# How do you explain why f(x) = x^2 if x>=1 and 2x if x<1 is continuous at x = 1?

Nov 30, 2016

It is not continuous at $1$, because the limit at $1$ does not exist.

#### Explanation:

$f \left(x\right) = \left\{\begin{matrix}{x}^{2} & \text{if" & x >=1 \\ 2x & "if} & x < 1\end{matrix}\right.$

$f$ is continuous at $1$ if and only if

${\lim}_{x \rightarrow 1} f \left(x\right) = f \left(1\right)$. $\text{ }$ (existence of both is implied)

We see from the definition of $f$ above that

$f \left(1\right) = {\left(1\right)}^{2} = 1$.

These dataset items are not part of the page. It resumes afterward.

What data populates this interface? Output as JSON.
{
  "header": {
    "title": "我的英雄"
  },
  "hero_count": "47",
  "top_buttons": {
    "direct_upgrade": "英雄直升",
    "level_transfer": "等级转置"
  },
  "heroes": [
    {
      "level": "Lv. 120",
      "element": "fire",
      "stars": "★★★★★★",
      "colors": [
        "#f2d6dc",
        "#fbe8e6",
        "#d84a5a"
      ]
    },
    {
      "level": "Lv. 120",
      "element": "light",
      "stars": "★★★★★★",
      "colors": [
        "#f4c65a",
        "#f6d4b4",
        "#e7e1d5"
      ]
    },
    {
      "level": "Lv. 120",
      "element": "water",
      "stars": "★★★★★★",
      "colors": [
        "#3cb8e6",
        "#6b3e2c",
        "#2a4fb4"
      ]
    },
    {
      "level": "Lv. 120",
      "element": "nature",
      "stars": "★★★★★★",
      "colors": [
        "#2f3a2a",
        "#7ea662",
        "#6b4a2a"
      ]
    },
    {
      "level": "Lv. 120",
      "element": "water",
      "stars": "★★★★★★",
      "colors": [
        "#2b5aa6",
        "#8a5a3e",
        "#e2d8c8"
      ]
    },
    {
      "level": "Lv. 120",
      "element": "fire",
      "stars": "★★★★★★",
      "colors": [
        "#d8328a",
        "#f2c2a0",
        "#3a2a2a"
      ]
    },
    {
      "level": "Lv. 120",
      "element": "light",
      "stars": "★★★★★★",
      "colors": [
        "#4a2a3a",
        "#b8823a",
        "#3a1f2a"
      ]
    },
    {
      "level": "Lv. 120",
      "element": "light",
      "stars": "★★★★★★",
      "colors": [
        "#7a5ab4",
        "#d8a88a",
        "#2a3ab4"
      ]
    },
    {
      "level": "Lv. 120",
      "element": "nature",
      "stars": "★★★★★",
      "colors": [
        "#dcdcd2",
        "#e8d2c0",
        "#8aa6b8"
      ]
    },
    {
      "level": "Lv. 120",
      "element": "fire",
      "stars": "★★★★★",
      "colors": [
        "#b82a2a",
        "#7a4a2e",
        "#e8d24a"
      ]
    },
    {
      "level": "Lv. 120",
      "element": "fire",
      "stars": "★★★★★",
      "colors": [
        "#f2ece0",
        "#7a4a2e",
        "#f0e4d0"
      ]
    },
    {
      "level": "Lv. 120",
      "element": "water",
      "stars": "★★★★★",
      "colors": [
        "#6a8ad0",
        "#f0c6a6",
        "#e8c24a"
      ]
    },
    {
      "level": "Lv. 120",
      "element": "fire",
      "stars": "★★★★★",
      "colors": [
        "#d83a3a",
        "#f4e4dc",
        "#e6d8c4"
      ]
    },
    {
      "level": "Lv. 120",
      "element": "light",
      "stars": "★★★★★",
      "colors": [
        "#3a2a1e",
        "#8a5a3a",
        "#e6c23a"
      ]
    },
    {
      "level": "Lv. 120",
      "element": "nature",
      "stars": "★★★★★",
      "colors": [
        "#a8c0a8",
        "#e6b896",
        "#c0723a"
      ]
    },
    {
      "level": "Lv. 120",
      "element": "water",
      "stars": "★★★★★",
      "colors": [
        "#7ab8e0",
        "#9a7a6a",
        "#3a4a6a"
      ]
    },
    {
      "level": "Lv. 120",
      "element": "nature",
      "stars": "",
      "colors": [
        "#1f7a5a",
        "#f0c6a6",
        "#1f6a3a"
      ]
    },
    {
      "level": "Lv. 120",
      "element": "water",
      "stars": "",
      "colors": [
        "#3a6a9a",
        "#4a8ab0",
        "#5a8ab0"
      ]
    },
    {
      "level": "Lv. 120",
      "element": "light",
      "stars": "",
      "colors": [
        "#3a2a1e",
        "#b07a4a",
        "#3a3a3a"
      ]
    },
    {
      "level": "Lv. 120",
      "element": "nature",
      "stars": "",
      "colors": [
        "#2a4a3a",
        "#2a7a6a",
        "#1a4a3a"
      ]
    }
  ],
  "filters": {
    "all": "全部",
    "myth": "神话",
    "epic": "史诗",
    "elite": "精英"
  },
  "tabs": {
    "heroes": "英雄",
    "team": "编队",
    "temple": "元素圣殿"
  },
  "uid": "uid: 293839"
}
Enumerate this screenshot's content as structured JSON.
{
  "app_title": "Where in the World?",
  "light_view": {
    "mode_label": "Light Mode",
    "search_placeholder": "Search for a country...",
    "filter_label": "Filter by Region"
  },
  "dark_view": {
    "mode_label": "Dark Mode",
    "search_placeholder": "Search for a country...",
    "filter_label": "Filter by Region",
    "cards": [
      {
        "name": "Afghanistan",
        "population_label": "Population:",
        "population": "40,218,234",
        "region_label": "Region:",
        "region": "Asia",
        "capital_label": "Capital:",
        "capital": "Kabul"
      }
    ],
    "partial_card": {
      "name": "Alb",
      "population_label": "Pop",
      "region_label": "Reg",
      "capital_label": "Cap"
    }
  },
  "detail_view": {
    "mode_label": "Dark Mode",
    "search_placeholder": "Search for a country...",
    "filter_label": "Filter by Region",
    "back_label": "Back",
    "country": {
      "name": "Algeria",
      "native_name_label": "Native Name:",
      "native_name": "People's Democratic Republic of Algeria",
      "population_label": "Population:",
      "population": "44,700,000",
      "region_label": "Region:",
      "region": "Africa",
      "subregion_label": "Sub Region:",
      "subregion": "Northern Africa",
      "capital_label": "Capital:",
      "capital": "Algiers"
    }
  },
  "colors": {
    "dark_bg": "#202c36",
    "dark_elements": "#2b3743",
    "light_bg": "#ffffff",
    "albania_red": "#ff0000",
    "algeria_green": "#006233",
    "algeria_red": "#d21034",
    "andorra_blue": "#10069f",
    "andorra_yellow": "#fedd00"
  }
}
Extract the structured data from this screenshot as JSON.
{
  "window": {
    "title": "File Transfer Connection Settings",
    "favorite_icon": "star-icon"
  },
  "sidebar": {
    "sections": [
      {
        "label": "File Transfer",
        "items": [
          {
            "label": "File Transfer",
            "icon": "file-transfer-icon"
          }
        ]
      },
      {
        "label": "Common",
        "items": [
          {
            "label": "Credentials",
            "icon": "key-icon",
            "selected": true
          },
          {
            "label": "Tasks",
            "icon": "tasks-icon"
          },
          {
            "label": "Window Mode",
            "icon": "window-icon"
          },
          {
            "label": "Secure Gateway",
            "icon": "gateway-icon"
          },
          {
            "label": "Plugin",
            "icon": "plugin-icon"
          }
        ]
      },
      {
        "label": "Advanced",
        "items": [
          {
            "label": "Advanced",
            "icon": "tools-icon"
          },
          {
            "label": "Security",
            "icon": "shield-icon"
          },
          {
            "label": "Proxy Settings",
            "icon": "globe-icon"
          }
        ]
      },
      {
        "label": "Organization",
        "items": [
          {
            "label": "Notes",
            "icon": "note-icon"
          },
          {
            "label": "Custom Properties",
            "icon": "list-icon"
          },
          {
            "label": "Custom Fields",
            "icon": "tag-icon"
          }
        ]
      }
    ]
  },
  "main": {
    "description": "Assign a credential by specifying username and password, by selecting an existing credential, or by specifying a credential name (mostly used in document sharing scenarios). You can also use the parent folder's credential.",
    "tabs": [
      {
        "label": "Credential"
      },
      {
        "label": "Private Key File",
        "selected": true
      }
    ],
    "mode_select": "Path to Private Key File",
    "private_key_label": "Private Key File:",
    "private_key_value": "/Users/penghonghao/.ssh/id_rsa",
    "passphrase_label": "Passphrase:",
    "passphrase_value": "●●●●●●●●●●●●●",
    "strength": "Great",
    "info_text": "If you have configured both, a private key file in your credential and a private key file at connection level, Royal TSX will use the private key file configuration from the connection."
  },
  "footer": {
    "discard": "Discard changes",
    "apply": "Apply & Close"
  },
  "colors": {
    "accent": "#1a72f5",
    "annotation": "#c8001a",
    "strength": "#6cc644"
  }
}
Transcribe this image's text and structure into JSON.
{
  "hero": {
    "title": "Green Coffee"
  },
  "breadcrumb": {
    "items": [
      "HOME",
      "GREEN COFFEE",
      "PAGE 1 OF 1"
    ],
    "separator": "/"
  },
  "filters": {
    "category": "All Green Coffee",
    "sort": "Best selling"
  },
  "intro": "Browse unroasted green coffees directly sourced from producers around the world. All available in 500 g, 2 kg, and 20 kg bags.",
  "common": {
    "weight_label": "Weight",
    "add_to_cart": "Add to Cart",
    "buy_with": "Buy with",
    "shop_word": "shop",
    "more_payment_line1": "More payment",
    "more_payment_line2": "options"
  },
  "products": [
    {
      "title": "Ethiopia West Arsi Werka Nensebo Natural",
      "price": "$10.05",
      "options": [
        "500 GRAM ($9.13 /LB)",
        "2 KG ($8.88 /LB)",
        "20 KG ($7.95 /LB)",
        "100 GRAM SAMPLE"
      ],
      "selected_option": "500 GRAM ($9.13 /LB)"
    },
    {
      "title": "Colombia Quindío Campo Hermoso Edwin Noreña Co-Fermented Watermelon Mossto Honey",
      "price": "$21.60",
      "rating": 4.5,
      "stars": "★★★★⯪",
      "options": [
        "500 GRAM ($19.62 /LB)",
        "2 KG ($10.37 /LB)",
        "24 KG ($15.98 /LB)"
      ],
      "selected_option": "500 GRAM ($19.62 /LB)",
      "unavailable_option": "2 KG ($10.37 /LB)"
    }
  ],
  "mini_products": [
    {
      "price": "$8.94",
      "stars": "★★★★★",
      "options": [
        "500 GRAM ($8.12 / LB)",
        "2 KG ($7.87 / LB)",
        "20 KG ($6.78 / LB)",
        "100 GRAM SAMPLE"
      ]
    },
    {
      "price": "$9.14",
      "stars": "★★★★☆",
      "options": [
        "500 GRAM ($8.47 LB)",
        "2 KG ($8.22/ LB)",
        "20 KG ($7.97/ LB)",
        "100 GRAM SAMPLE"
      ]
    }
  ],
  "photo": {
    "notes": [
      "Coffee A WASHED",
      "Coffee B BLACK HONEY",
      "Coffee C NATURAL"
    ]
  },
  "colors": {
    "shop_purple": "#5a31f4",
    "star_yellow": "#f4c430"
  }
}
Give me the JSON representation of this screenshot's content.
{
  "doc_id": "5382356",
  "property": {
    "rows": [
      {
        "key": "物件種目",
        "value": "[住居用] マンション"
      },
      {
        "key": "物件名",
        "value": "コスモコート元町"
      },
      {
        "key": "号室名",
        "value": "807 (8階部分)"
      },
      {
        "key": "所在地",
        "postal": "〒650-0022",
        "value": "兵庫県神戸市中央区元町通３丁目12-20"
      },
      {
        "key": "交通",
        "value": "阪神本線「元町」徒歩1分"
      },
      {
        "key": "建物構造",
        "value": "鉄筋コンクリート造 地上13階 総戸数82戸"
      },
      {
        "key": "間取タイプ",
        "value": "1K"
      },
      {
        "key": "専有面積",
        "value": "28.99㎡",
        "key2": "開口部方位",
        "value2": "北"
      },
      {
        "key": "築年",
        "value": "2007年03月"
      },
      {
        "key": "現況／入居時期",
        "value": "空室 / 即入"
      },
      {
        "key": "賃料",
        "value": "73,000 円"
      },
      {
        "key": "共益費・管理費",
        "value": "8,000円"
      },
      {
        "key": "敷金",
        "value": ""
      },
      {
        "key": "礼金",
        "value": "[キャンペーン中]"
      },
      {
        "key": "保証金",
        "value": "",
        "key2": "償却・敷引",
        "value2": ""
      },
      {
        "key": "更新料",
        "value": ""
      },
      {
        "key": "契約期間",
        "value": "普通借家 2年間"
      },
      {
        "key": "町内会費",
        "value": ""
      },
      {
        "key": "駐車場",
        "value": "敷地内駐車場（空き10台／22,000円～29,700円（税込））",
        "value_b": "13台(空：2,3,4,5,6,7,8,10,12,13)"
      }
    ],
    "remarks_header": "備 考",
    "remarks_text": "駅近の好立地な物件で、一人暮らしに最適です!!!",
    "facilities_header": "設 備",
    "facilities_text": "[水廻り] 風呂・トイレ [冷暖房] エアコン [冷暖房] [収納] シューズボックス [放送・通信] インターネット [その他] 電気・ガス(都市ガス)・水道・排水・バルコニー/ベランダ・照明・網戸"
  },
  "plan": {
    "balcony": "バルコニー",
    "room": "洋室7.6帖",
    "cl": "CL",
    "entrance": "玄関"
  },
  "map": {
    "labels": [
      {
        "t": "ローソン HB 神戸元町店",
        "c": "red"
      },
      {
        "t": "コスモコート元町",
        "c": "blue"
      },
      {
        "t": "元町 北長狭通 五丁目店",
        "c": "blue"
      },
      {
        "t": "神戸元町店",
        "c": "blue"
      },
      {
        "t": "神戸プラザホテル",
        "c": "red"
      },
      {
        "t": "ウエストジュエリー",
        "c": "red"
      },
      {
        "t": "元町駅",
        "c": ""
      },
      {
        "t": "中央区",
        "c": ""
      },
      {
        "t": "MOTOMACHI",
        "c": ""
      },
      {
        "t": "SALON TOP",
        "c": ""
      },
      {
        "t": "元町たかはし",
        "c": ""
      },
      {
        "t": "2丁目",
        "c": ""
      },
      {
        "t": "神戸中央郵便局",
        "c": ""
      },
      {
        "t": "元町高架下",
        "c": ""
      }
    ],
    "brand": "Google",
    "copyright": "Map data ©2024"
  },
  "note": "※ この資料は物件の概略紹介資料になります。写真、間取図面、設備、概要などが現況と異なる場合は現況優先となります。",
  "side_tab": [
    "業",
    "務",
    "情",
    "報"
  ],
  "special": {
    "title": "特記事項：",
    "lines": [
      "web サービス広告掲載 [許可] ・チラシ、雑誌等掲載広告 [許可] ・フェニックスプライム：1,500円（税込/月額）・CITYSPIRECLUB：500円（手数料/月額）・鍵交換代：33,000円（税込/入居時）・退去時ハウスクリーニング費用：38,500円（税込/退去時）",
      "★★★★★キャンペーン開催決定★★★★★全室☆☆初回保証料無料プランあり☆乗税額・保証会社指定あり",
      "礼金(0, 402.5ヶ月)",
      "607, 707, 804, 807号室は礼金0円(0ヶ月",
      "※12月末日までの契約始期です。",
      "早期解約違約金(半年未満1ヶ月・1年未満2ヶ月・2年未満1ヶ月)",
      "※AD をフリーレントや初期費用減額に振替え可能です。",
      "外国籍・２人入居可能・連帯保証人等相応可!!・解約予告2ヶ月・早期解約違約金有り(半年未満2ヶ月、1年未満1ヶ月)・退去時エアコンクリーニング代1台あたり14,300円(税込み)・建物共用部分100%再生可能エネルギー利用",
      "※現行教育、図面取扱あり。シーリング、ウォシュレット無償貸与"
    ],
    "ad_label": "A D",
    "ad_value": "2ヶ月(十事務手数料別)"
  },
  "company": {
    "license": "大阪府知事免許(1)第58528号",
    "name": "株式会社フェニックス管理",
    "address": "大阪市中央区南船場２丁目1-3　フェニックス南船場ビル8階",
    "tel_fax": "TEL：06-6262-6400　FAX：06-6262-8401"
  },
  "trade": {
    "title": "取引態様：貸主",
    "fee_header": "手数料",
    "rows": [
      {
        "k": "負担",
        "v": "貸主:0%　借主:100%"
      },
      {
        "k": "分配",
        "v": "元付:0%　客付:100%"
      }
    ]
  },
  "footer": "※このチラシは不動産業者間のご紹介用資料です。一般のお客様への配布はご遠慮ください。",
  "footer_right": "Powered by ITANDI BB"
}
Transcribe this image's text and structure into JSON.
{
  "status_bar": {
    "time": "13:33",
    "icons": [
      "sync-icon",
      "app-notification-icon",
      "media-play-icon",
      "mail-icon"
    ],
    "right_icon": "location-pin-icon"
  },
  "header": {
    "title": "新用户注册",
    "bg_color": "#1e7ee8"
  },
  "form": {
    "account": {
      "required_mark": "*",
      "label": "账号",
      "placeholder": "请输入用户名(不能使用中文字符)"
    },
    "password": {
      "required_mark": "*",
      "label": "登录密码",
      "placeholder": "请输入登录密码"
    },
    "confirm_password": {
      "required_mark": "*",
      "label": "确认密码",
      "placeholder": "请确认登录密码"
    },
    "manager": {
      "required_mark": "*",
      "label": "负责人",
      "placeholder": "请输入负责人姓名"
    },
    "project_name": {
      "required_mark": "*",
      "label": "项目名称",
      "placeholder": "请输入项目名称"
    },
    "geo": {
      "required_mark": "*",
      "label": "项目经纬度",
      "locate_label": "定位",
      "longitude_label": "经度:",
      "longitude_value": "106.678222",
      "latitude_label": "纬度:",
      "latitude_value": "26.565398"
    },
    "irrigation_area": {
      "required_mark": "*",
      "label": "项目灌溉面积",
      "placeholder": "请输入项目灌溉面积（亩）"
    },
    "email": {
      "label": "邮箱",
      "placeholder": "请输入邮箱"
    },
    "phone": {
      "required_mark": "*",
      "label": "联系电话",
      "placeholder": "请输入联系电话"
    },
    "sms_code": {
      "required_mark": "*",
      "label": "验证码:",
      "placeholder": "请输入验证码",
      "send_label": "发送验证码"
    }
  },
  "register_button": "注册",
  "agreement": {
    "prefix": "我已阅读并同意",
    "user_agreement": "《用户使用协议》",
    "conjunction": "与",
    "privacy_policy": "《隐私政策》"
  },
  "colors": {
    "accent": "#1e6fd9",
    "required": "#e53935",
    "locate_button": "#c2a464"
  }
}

In finding the limit, we'll need to consider the left and right limits separately because the rule changes at $x = 1$.

The limit from the right is

${\lim}_{x \rightarrow {1}^{+}} f \left(x\right) = {\left(1\right)}^{2} = 1$.

The limit from the left is

${\lim}_{x \rightarrow {1}^{-}} f \left(x\right) = 2 \left(1\right) = 2$.

Because the right and left limits are not the same, the limit does not exist.

Therefore the function is not continuous at $1$.